3. Using the third Taylor polynomial gives

$$\begin{eqnarray*} \int_{0}^{0,1}\cos x\, dx & = & \int_{0}^{0,1}\left(1-\frac{1}{2}x^{2}\right)dx+\frac{1}{24}\int_{0}^{0,1}x^{4}\cos\overset{\sim}{\xi}\left(x\right)dx\\ & = & \left[x-\frac{1}{6}x^{3}\right]_{0}^{0,1}+\frac{1}{24}\int_{0}^{0,1}x^{4}\cos\overset{\sim}{\xi}\left(x\right)dx\\ & = & 0,1-\frac{1}{6}\left(0,1\right)^{3}+\frac{1}{24}\int_{0}^{0,1}x^{4}\cos\overset{\sim}{\xi}\left(x\right)dx \end{eqnarray*}$$

Therefore,
$$\int_{0}^{0,1}\cos x\, dx\approx0,1-\frac{1}{6}\left(0,1\right)^{3}=0,0998\bar{3}$$
A bound for the error in this approximation is determined from the integral of the Taylor remainder term and the fact that $\left|\cos\overset{\sim}{\xi}\left(x\right)\right|\leq1$ for all $x$ :
$$\frac{1}{24}\left|\int_{0}^{0,1}x^{4}\cos\overset{\sim}{\xi}\left(x\right)dx\right|\leq\frac{1}{24}\int_{0}^{0,2}x^{4}\left|\cos\overset{\sim}{\xi}\left(x\right)\right|dx\leq\frac{1}{24}\int_{0}^{0,1}x^{4}dx=8,\bar{3}\times10^{-8}$$
The true value of this integral can be easily determined as
$$\int_{0}^{0,1}\cos xdx=\sin x]_{0}^{0,1}=\sin0,1$$

The true value of $\sin0,1$ to nine decimal places is $0,099833417$, so the approximation derived from the Taylor polynomial is in error by
$$\left|0,099833417-0,0998\bar{3}\right|\approx8,4\times10^{-8},$$
which is essentially the same as the error bound derived from the Taylor polynomial. $\square$

We can use a computer algebra system to simplify the calculations in Example 3. In the system Maple, we define $f$  by 

>f:=cos(x);

Maple allows us to place multiple statements on a line, and to use a colon to suppress Maple responses. For example, we obtain the third Taylor polynomial with

>s3:=taylor(f,x=0.4):  p3:=convert(s3,  polynom);

The statement s3:=taylor(f,x=0.4)  determines the Taylor polynomial about $x_0=0$ with four terms (degree 3) and its remainder. The statement p3:=convert(s3,polynom) converts the series s3 to the polynomial p3 by dropping the remainder.

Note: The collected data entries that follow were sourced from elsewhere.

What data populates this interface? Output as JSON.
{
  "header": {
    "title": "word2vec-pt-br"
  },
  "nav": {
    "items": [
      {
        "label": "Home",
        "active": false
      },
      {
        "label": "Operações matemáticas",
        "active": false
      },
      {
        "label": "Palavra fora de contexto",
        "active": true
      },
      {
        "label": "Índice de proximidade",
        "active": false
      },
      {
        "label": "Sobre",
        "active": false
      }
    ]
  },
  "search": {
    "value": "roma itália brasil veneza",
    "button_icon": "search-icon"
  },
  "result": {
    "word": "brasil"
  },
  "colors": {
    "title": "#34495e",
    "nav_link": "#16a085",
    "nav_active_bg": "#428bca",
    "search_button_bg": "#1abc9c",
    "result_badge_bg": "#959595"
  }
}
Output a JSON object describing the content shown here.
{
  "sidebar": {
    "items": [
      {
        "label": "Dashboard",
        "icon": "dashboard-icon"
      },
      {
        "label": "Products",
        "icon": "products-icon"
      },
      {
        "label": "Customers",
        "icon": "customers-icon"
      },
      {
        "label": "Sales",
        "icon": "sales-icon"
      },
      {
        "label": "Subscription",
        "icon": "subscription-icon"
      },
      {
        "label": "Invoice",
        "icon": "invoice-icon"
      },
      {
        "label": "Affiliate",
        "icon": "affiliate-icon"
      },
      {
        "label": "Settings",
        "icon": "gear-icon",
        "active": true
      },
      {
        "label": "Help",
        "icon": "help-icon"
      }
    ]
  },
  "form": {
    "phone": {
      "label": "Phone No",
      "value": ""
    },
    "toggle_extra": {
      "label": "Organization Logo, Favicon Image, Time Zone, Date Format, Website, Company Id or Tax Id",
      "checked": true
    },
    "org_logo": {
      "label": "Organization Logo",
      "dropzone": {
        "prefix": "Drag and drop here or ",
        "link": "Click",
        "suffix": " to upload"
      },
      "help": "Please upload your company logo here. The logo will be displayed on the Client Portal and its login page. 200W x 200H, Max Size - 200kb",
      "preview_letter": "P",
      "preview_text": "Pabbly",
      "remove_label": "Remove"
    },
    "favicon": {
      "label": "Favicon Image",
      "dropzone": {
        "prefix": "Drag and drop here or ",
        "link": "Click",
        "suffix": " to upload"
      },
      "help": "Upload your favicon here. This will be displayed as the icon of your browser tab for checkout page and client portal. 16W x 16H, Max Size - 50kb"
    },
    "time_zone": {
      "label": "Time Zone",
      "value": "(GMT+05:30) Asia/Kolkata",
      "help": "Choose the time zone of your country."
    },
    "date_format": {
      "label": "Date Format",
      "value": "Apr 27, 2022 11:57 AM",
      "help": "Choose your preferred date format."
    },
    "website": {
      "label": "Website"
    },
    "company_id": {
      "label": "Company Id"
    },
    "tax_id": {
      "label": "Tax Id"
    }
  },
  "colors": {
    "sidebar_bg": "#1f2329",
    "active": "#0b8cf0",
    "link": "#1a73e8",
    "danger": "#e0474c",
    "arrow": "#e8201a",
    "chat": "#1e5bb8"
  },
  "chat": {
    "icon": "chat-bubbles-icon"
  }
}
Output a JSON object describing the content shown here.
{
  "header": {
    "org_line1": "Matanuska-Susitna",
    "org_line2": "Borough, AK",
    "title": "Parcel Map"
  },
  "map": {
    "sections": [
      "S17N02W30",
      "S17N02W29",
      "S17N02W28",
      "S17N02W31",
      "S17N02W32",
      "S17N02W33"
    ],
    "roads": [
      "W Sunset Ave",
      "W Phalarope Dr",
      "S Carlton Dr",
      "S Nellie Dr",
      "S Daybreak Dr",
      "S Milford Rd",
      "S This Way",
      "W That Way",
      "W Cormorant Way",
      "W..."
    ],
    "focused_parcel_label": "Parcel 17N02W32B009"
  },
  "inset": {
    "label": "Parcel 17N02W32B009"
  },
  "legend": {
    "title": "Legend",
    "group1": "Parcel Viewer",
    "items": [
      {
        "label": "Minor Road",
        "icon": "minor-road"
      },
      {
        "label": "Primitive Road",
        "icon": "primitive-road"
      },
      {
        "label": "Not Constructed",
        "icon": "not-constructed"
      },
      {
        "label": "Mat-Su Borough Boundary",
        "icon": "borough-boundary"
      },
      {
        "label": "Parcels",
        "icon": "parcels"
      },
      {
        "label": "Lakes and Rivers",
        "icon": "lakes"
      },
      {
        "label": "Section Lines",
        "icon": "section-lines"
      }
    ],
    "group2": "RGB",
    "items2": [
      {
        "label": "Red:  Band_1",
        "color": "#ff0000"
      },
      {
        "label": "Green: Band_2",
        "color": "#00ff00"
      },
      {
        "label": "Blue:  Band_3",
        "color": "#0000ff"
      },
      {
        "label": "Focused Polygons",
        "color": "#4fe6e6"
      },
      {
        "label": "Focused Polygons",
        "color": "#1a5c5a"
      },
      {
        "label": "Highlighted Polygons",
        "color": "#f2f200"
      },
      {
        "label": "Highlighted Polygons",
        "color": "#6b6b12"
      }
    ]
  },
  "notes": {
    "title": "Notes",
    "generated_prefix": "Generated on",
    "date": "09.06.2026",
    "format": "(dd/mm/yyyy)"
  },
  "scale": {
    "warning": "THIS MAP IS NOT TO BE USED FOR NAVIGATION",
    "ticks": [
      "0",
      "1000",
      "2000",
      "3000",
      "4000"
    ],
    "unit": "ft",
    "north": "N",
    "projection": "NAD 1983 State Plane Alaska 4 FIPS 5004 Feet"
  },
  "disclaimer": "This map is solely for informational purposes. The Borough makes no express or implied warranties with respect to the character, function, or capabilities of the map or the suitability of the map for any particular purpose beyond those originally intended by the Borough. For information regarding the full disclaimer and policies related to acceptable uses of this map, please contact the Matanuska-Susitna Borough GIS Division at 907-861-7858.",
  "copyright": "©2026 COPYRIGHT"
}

To obtain 11 decimal digits of display, we enter

>Digits:=11;

and evaluate $f(0,01),P_3(0,01)$ and $|f(0,01)-P_3(0,01|$ with

>y1:=evalf(subs(x=0.01,f));
>y2:=evalf(subs(x=0.01,p3));
>err:=abs(y1-y2);

This produces $y_{1}=f(0.01)=0.99995000042,y_{2}=P_{3}(0.01)=0.99995000000,$ and $|f(0.01)-P_{3}(0.01)|$ $=.42\times10^{-9}$

To obtain a graph similar to Figure 1.8, enter

>plot({f,p3},x=-Pi..Pi);

The commands for the integrals are
>q1:=int(f,x=0..0.1); 
>q2:=int(p3,x=0..0.1);
>err:=abs(q1-q2); 

which give the values

$$q_{1}=\int_{0}^{0,1}f\left(x\right)dx=0.099833416647\,\,\text{and}\,\,$$ $$q_{2}=\int_{0}^{0,1}P_{3}\left(x\right)dx=0.099833333333,$$
with error $0,83314\times10^{-7}=8,3314\times10^{-8}$

Parts (1) and (2) of Example show how two techniques can produce the same approximation but have differing accuracy assurances. Remember that determining approximations is only part of our objective. The equally important other part is to determine at least a bound for the accuracy of the approximation.